A from-scratch recipe for classic, decorated ‘Halloween Sugar Cookies.’ This project features a simple butter and sugar cut-out cookie dough that is chilled, rolled, and cut into various festive shapes like ghosts, cats, and pumpkins. The baked and cooled cookies are then elaborately decorated using a homemade royal icing made with meringue powder.
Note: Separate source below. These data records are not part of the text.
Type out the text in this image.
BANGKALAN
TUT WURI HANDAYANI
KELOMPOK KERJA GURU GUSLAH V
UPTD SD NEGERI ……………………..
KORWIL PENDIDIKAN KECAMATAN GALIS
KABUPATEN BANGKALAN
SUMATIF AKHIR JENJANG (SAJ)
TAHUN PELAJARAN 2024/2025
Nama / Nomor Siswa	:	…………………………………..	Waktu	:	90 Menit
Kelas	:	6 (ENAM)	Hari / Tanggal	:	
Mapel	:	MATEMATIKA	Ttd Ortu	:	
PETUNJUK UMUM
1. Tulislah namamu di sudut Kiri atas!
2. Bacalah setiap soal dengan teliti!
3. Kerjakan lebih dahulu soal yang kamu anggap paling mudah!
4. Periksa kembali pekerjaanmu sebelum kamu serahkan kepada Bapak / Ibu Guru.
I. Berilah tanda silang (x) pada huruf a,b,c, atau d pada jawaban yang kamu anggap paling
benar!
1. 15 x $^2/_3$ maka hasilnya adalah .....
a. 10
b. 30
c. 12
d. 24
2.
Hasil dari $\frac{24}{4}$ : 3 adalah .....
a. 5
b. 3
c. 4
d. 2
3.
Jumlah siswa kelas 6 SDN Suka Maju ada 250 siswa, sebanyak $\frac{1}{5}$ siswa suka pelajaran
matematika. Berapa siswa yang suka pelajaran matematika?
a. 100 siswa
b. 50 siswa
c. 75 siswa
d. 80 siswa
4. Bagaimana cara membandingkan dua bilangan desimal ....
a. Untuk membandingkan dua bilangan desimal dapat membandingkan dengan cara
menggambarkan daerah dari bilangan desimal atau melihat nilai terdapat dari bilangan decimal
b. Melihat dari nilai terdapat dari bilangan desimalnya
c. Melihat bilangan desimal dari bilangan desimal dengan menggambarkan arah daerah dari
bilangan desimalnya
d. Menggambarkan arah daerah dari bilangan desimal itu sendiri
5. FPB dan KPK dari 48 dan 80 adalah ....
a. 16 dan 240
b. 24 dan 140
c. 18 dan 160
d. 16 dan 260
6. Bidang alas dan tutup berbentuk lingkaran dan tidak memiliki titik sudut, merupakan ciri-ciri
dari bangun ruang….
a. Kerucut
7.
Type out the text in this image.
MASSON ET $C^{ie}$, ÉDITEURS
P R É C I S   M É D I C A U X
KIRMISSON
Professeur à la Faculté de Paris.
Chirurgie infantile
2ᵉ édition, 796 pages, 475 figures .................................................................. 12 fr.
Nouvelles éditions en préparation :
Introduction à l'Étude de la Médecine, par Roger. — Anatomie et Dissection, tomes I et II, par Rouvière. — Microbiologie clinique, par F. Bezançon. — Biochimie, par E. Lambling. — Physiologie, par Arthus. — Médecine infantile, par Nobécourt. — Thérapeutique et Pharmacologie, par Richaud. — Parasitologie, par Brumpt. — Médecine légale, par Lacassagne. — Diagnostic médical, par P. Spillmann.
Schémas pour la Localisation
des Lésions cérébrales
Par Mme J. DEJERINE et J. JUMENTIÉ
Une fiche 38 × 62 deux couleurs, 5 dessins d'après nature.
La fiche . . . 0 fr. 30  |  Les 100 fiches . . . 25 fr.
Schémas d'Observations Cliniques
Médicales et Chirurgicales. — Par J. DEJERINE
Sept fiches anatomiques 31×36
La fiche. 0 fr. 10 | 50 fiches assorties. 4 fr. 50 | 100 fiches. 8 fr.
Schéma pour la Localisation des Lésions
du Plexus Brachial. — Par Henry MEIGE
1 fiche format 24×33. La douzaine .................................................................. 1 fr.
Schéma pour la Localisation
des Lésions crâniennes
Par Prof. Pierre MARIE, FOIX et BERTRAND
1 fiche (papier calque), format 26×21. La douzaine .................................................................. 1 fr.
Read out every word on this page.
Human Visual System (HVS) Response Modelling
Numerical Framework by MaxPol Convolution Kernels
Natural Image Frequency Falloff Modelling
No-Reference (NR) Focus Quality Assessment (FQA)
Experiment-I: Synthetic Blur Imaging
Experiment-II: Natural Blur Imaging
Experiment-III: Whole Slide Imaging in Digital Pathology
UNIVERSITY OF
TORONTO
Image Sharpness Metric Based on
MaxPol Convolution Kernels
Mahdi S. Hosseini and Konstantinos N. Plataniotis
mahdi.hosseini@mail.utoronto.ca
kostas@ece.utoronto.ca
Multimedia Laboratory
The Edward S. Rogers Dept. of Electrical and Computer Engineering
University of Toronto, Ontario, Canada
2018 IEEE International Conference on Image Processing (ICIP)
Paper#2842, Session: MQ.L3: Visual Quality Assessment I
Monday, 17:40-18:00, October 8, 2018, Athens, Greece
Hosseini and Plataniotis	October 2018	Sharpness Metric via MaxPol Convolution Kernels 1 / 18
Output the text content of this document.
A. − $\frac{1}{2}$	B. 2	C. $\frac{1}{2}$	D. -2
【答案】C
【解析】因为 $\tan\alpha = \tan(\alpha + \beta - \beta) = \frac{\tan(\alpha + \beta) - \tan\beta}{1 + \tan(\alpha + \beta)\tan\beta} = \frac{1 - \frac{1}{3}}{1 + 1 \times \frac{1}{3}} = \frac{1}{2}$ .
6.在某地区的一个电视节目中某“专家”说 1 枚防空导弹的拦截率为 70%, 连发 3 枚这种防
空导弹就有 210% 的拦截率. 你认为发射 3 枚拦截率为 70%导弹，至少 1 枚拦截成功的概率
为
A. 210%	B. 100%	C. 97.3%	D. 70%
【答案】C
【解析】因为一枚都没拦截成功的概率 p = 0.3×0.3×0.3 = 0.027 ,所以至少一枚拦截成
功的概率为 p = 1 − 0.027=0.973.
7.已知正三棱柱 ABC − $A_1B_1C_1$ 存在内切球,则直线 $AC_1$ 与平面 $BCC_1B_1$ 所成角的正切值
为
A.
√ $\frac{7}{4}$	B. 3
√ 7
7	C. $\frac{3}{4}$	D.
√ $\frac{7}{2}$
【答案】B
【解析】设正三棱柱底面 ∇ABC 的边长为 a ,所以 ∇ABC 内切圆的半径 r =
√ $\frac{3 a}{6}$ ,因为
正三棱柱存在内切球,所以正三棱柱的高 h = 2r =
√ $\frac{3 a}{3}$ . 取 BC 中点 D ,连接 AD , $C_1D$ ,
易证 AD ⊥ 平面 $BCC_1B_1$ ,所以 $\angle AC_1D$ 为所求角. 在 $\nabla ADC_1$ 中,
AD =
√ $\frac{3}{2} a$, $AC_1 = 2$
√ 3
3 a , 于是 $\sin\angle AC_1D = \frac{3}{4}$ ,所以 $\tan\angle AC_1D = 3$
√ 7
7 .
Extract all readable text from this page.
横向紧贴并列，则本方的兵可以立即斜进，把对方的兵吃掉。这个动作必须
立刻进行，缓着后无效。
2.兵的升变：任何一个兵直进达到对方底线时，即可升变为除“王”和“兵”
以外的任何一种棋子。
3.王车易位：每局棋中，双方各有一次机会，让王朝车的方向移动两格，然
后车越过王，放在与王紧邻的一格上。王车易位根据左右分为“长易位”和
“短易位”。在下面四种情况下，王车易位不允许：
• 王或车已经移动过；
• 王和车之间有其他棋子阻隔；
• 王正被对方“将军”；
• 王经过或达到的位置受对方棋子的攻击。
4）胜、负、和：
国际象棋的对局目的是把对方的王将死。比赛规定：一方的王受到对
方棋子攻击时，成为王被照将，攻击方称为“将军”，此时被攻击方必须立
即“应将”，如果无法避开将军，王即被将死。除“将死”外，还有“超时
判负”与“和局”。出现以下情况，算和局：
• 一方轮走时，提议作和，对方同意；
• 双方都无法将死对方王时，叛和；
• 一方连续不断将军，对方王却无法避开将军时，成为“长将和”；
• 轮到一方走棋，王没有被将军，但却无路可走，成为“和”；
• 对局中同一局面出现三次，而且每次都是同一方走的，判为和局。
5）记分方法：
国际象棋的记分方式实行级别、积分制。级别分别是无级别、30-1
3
The recipe provides detailed, multi-step instructions for creating intricate designs for each shape, utilizing both thick icing for outlining and a thinner ‘flood’ icing for filling.

Ingredients

  • For the Cookies:
  • 2 1/2 cups all-purpose flour
  • 1/4 teaspoon baking powder
  • 1/4 teaspoon fine salt
  • 1 1/2 sticks (12 tablespoons) unsalted butter, at room temperature
  • 3/4 cup granulated sugar
  • 1 large egg, slightly beaten
  • 1 teaspoon pure vanilla extract
  • For the Royal Icing:
  • 4 cups confectioners’ sugar
  • 1/4 cup meringue powder
  • Gel food coloring (e.g., black, orange, yellow, green, white)

Instructions

  1. Make the Cookie Dough: In a stand mixer, beat the butter and sugar until light and fluffy. Beat in the egg and vanilla. On low speed, gradually add a mixture of the flour, baking powder, and salt until a dough forms. Divide the dough in half, pat into disks, wrap in plastic, and refrigerate for at least 1 hour.
  2. Bake the Cookies: Preheat the oven to 350°F. Line baking sheets with parchment. Roll out one chilled dough disk to 1/8-inch thickness. Cut out Halloween shapes and arrange them on the prepared baking sheets. Bake for 10 to 12 minutes, until the bottoms are just golden. Let the cookies cool completely on a wire rack. Repeat with the remaining dough.
  3. Make the Royal Icing: In a stand mixer, beat the confectioners’ sugar, meringue powder, and 1/3 cup of water on medium-high speed for 5 to 6 minutes, until stiff peaks form. Divide the icing into separate bowls and color as desired with gel food coloring.
  4. Decorate the Cookies: To decorate, you will need two consistencies of icing. For ‘flood’ icing, thin a portion of the colored icing with a little water at a time until it flows back together within 10 seconds of a knife being run through it.
  5. Use the thicker icing in a piping bag with a small tip to pipe an outline around your cookie shape. Then, use the thinner ‘flood’ icing to fill in the outline. Let the base layer of flood icing harden completely, which can take 6 hours or up to overnight.
  6. Once the base is dry, use the thicker icing to pipe on final details like faces, stems, or decorative dots. Let these details harden for about 1 hour.

Notes

  • Special Equipment: The recipe requires Halloween cookie cutters and piping bags with various small round tips.
  • This is a multi-day project due to the extensive chilling times for the dough and the long drying times required for the royal icing.
  • Chilling the dough at multiple stages is a crucial step to ensure the cookies hold their intricate shapes and do not spread during baking.
  • The article references a ‘Cook’s Note’ that is not provided in the text.